As up the hill with labr’ing steps we tread / Where the twin Clumps their sheltering branches spread / The summit gain’d at ease reclining lay / And all around the wide spread scene survey / Point out each object and instructive tell / The various changes that the land befell / Where the low bank the country wide surrounds / That ancient earthwork form’d old Mercia’s bounds / In misty distance see the barrow heave / There lies forgotten lonely Cwichelm’s grave.
Around this hill the ruthless Danes intrenched / And these fair plains with gory slaughter drench’d / While at our feet where stands that stately tower / In days gone by up rose the Roman power / And yonder, there where Thames smooth waters glide / In later days appeared monastic pride. / Within that field where lies the grazing herd / Huge walls were found, some coffins disinter’d / Such is the course of time, the wreck which fate / And awful doom award the earthly great.

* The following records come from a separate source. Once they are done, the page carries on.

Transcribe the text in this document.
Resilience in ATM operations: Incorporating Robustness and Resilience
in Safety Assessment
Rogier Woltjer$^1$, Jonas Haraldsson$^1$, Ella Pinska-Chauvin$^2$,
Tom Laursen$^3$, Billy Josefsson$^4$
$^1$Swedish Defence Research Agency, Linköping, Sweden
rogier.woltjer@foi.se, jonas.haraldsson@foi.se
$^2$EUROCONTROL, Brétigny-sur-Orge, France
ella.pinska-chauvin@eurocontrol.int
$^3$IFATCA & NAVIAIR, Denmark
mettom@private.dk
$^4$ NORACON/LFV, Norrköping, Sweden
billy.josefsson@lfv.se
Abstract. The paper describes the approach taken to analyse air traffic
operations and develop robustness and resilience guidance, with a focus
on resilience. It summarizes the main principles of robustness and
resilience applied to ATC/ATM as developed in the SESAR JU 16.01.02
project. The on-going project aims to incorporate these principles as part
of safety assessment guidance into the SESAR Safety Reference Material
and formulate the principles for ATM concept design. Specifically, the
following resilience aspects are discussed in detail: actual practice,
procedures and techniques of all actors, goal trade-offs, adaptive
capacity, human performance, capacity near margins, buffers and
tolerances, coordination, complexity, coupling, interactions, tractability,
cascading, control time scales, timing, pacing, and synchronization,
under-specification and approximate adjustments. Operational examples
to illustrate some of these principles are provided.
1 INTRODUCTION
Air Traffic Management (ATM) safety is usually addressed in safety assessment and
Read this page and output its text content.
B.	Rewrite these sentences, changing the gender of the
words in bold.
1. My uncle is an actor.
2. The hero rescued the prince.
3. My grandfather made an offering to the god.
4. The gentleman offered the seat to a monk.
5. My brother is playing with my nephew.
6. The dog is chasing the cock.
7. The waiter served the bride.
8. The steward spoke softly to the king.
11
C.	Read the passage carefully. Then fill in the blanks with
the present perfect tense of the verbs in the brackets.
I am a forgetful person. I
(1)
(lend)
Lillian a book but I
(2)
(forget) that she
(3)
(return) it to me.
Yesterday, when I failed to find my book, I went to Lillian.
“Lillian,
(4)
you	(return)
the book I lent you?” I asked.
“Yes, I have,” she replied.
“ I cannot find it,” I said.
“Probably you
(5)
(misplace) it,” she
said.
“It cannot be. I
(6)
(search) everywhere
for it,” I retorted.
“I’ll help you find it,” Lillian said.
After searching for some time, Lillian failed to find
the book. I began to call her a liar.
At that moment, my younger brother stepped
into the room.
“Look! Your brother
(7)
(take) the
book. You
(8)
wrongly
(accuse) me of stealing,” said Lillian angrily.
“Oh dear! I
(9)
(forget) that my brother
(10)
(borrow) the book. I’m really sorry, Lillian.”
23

Inspired by his admiration for the surrounding landscape and its history, the careful process of carving this poem, from memory no less, is said to have taken Tubbs two weeks over the summer.
Though already 300 years old at the time of Tubb’s carving, the tree’s continued growth and development caused the poem to slowly become distorted as the years passed. With the foresight to know this unique poem had little time of legibility left, Henry Osmaston, a geographer in the area, took a rubbing in 1965 for posterity.
This rubbing was later recreated, alongside a transcription of the poem, on a stone close to the tree. Though placed in 1994 to commemorate the 150th anniversary of the carving, the stone now stands as a memorial to the lost tree and poem, since the beech collapsed in 2012.